The greenhouse gas (GHG) emissions from fuel-based lighting are substantial given the paltry levels of lighting service provided to users, leading to a great opportunity for GHG mitigation by encouraging the switch from fuel-based to rechargeable LED lighting. However, as with most new energy technology, switching to efficient lighting requires an up-front investment of energy (and GHGs) embedded in the manufacture of replacement components. We studied a population of off-grid lighting users in 2008-2009 in Kenya who were given the opportunity to adopt LED lighting. Based on their use patterns with the LED lights and the levels of kerosene offset we observed, we found that the embodied energy of the LED lamp was "paid for" in only one month for grid charged products and two months for solar charged products. Furthermore, the energyreturn- on investment-ratio (energy produced or offset over the product's service life divided by energy embedded) for off-grid LED lighting ranges from 12 to 24, which is on par with on-grid solar and large-scale wind energy.
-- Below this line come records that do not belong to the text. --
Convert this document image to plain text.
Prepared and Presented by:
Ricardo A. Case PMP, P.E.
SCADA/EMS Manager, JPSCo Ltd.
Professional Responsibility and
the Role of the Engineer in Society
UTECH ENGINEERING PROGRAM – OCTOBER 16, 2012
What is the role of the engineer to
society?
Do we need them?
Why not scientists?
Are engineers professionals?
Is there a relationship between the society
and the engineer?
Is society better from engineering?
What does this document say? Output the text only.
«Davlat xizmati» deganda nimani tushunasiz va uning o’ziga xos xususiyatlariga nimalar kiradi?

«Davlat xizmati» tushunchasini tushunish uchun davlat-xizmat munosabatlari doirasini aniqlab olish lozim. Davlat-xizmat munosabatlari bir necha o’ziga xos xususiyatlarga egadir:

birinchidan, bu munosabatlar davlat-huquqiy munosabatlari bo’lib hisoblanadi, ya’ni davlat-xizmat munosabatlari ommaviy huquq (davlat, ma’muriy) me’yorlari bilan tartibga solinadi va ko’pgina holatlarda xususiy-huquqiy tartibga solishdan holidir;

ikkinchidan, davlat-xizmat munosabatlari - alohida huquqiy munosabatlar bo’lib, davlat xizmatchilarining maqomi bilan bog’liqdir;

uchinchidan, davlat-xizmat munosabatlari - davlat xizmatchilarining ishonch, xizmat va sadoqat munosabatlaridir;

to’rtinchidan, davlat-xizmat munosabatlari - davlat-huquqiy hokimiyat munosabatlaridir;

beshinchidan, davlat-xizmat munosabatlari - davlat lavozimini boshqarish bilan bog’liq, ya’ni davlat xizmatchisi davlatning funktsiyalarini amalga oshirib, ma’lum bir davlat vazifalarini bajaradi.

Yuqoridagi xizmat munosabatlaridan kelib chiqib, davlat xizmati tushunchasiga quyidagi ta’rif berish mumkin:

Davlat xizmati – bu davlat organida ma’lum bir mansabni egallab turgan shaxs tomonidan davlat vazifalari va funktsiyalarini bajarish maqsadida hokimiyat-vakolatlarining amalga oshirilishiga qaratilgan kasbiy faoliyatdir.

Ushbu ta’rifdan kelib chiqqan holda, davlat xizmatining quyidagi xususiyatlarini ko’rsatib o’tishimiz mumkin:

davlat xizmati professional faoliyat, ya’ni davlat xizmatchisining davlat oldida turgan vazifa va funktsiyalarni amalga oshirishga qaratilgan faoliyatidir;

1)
We also found that the energy embodied in the manufacture of a typical hurricane lantern is about one-half to one-sixth of that embodied in the particular LED lights that we evaluated, indicating that the energy payback time would be moderately faster if LEDs ultimately displace the production of kerosene lanterns. As LED products improve, we anticipate longer service lives and more successful displacement of kerosene lighting, both of which will speed the already rapid recovery of embodied energy in these products. Our study provides a detailed appendix with embodied energy values for a variety of components used to construct off-grid LED lighting, which can be used to analyze other products.